Habría, sin embargo, una diferencia fundamental en cuanto a sus efectos. En el pasado, y aparte de las espectaculares auroras, las grandes tormentas solares no tuvieron prácticamente ningún efecto dañino sobre la población. Pero hoy, con nuestra vida entera dependiendo de dispositivos eléctricos y magnéticos, la cosa sería bien diferente. Una tormenta como la de 1582 podría inutilizar de forma permanente nuestras centrales eléctricas, destruir los sistemas de comunicaciones y satélites, acabar con internet y los aparatos electrónicos… dejando al mundo, de un solo golpe, en plena era preindustrial.

Las consecuencias serían aterradoras y las pérdidas, tanto materiales como humanas, incalculables. En 1989 ya tuvimos un ‘aperitivo’ cuando una tormenta solar solo medianamente grande acabó con la red eléctrica en Quebec, Canadá. Hasta ahora, la mayor tormenta solar registrada con instrumentos científicos fue el llamado evento Carrington. Sucedió en 1859 y afectó gravemente a las redes de telégrafos, los sistemas eléctricos más extendidos en aquel entonces, muchas de las cuales se incendiaron de forma espontánea. En la actualidad, un evento similar habría supuesto una catástrofe.
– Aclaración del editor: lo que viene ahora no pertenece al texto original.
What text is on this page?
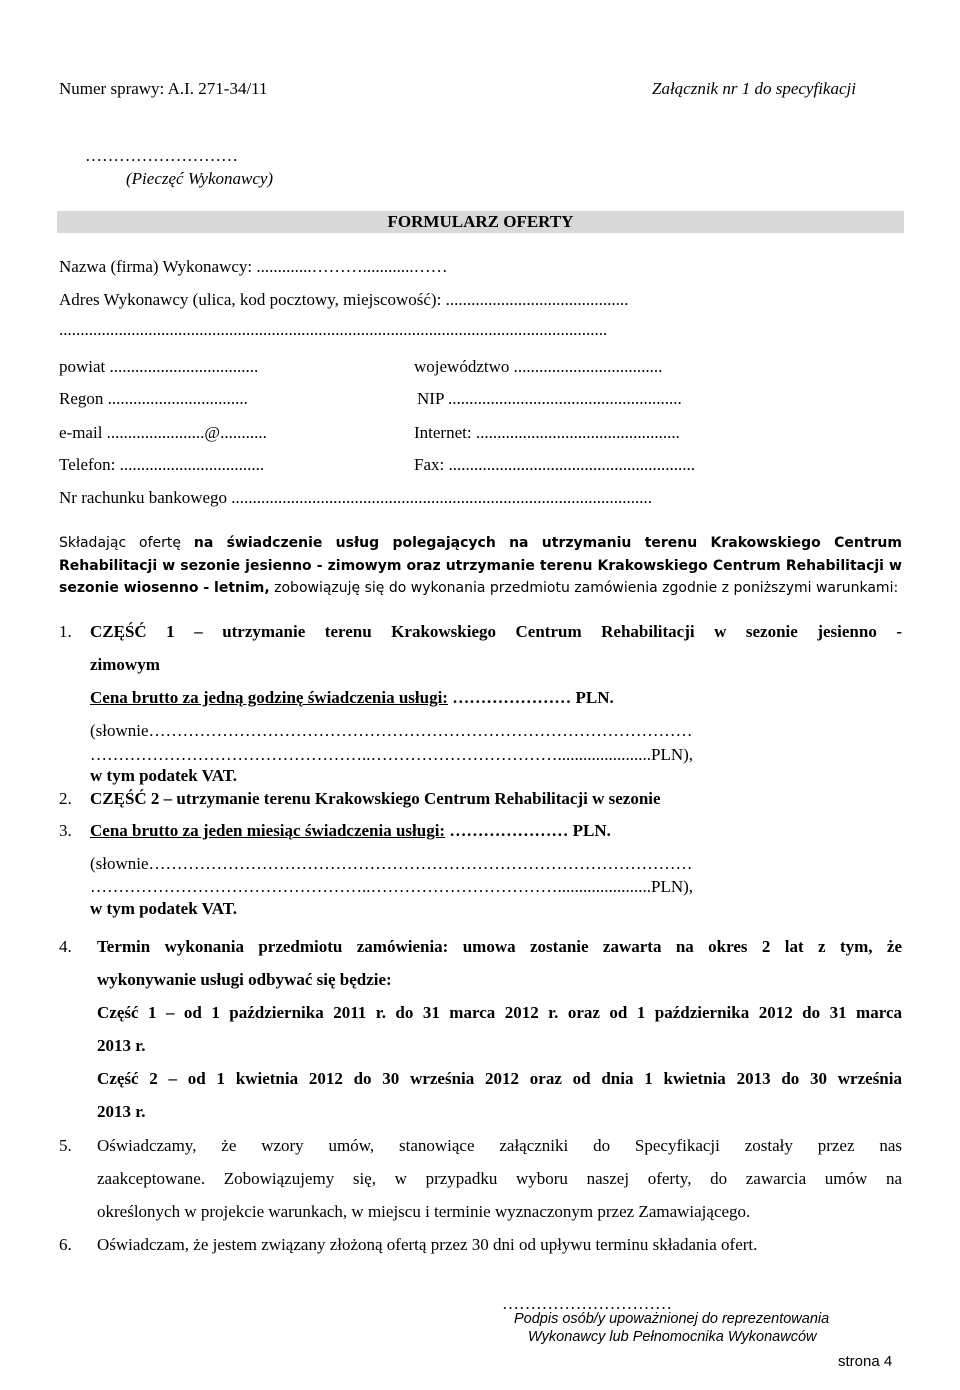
Numer sprawy: A.I. 271-34/11	Załącznik nr 1 do specyfikacji
………………………
(Pieczęć Wykonawcy)
FORMULARZ OFERTY
Nazwa (firma) Wykonawcy: .............………............……
Adres Wykonawcy (ulica, kod pocztowy, miejscowość): ...........................................
.................................................................................................................................
powiat ...................................	województwo ...................................
Regon .................................	NIP .......................................................
e-mail .......................@...........	Internet: ................................................
Telefon: ..................................	Fax: ..........................................................
Nr rachunku bankowego ...................................................................................................
Składając ofertę na świadczenie usług polegających na utrzymaniu terenu Krakowskiego Centrum Rehabilitacji w sezonie jesienno - zimowym oraz utrzymanie terenu Krakowskiego Centrum Rehabilitacji w sezonie wiosenno - letnim, zobowiązuję się do wykonania przedmiotu zamówienia zgodnie z poniższymi warunkami:
1. CZĘŚĆ 1 – utrzymanie terenu Krakowskiego Centrum Rehabilitacji w sezonie jesienno -
zimowym
Cena brutto za jedną godzinę świadczenia usługi: ………………… PLN.
(słownie……………………………………………………………………………………
…………………………………………..……………………………......................PLN),
w tym podatek VAT.
2. CZĘŚĆ 2 – utrzymanie terenu Krakowskiego Centrum Rehabilitacji w sezonie
3. Cena brutto za jeden miesiąc świadczenia usługi: ………………… PLN.
(słownie……………………………………………………………………………………
…………………………………………..……………………………......................PLN),
w tym podatek VAT.
4. Termin wykonania przedmiotu zamówienia: umowa zostanie zawarta na okres 2 lat z tym, że
wykonywanie usługi odbywać się będzie:
Część 1 – od 1 października 2011 r. do 31 marca 2012 r. oraz od 1 października 2012 do 31 marca
2013 r.
Część 2 – od 1 kwietnia 2012 do 30 września 2012 oraz od dnia 1 kwietnia 2013 do 30 września
2013 r.
5. Oświadczamy, że wzory umów, stanowiące załączniki do Specyfikacji zostały przez nas
zaakceptowane. Zobowiązujemy się, w przypadku wyboru naszej oferty, do zawarcia umów na
określonych w projekcie warunkach, w miejscu i terminie wyznaczonym przez Zamawiającego.
6. Oświadczam, że jestem związany złożoną ofertą przez 30 dni od upływu terminu składania ofert.
…………………………
Podpis osób/y upoważnionej do reprezentowania
Wykonawcy lub Pełnomocnika Wykonawców
strona 4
Sabemos que las tormentas solares son causadas por perturbaciones en la atmósfera del Sol. Se trata de enormes explosiones de alta energía, que pueden ir acompañada de inmensas ráfagas de material ardiente, arrancado del propio Sol y que conocemos como «eyecciones de masa coronal». En menos de 24 horas, siempre que las tormentas estén alineadas con la Tierra, la masa incandescente de partículas llega a nuestro planeta e interactúa con su campo magnético, que ejerce de escudo protector.

La magnetosfera desvía la nube hacia los polos, y allí es donde aparecen las espectaculares (e inofensivas) auroras. Pero si la intensidad de la eyección es suficiente, el escudo terrestre puede ser traspasado, y la ardiente radiación penetrar en la atmósfera y cargar el aire con una gran cantidad de energía, la suficiente como para desconectar o averiar cualquier cosa que funcione con electricidad.
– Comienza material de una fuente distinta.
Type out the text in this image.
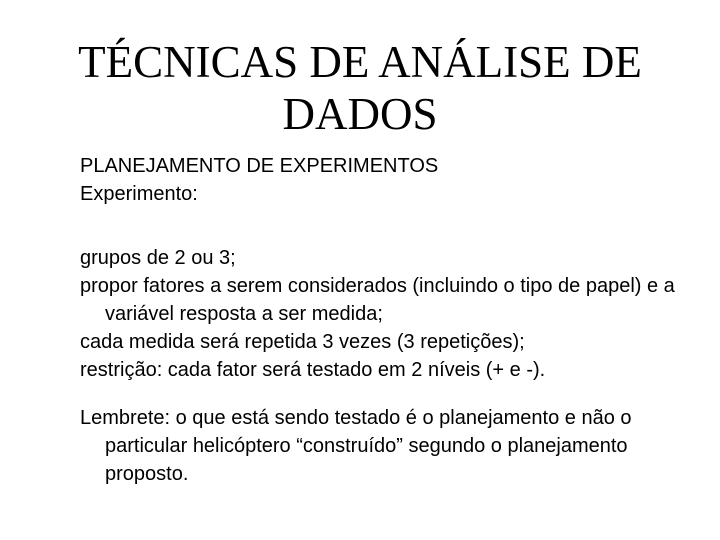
TÉCNICAS DE ANÁLISE DE
DADOS
PLANEJAMENTO DE EXPERIMENTOS

Experimento:

grupos de 2 ou 3;
propor fatores a serem considerados (incluindo o tipo de papel) e a variável resposta a ser medida;
cada medida será repetida 3 vezes (3 repetições);
restrição: cada fator será testado em 2 níveis (+ e -).

Lembrete: o que está sendo testado é o planejamento e não o particular helicóptero “construído” segundo o planejamento proposto.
En un momento, además, en que el ser humano se dispone por primera vez a salir de la Tierra para vivir en la Luna o en Marte, ser capaces de predecir cuándo se producirá una gran tormenta solar puede ser la diferencia entre la vida y la muerte para astronautas y colonos. Esa lección fue aprendida en 1972, justo en el auge de las misiones lunares del programa Apolo. En agosto de ese año, una tormenta solar especialmente intensa azotó el planeta. Si los astronautas hubieran estado en la Luna en ese momento, las consecuencias habrían sido fatales. Porque ni la Luna, ni tampoco Marte, cuentan con un escudo magnético natural. Por suerte, el Apolo 16 había regresado a tierra en abril de ese mismo año, y el Apolo 17 no fue lanzado hasta diciembre. La tormenta pilló justo en medio, pues, de los dos vuelos espaciales.
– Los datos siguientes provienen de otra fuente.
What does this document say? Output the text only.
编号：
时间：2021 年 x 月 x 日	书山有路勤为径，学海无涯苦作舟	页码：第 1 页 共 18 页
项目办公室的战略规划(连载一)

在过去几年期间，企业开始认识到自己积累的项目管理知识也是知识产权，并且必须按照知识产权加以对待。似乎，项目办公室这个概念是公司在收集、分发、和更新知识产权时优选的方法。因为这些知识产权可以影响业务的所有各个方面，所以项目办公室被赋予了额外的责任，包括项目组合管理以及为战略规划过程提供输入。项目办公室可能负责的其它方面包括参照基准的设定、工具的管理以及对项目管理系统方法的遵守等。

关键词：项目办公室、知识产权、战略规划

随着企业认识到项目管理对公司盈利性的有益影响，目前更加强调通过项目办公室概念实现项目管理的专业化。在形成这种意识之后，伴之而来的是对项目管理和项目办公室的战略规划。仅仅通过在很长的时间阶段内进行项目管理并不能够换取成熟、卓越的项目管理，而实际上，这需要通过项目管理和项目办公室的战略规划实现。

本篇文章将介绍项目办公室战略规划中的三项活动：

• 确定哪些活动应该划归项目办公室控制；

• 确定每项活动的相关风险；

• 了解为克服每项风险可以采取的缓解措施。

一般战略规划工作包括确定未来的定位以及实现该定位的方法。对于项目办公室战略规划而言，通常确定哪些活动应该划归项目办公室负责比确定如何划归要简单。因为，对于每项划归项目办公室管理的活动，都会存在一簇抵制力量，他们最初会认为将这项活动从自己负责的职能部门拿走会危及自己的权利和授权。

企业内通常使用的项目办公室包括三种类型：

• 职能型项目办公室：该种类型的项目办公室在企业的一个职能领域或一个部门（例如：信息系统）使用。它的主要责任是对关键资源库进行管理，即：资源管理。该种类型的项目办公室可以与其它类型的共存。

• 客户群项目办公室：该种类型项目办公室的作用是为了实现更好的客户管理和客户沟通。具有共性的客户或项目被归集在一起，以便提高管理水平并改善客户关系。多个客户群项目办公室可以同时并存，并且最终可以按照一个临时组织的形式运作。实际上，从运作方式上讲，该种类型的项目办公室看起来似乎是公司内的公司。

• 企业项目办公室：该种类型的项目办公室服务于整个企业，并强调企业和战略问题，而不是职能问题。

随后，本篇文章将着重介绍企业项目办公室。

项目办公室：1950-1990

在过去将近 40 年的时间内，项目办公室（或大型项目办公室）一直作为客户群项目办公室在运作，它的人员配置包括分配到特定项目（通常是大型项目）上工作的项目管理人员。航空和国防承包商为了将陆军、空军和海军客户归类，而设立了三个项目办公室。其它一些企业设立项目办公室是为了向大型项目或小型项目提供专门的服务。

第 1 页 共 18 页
Está claro que a partir de ahora ya no podemos permitirnos el lujo de depender de una casualidad similar. Los vuelos, los viajes, las misiones, deben ser cuidadosamente planificadas, y el clima espacial es un factor muy a tener en cuenta. Del mismo modo, y desde el ‘susto’ canadiense de 1989, los ingenieros se afanan por buscar soluciones que permitan, una vez detectada una gran tormenta solar, desconectar las centrales eléctricas antes de que la nube destructora de partículas llegue a la Tierra, para volver a encenderlas cuando todo haya pasado. Cuando la próxima gran tormenta llegue, que llegará, debemos estar lo mejor preparados posible.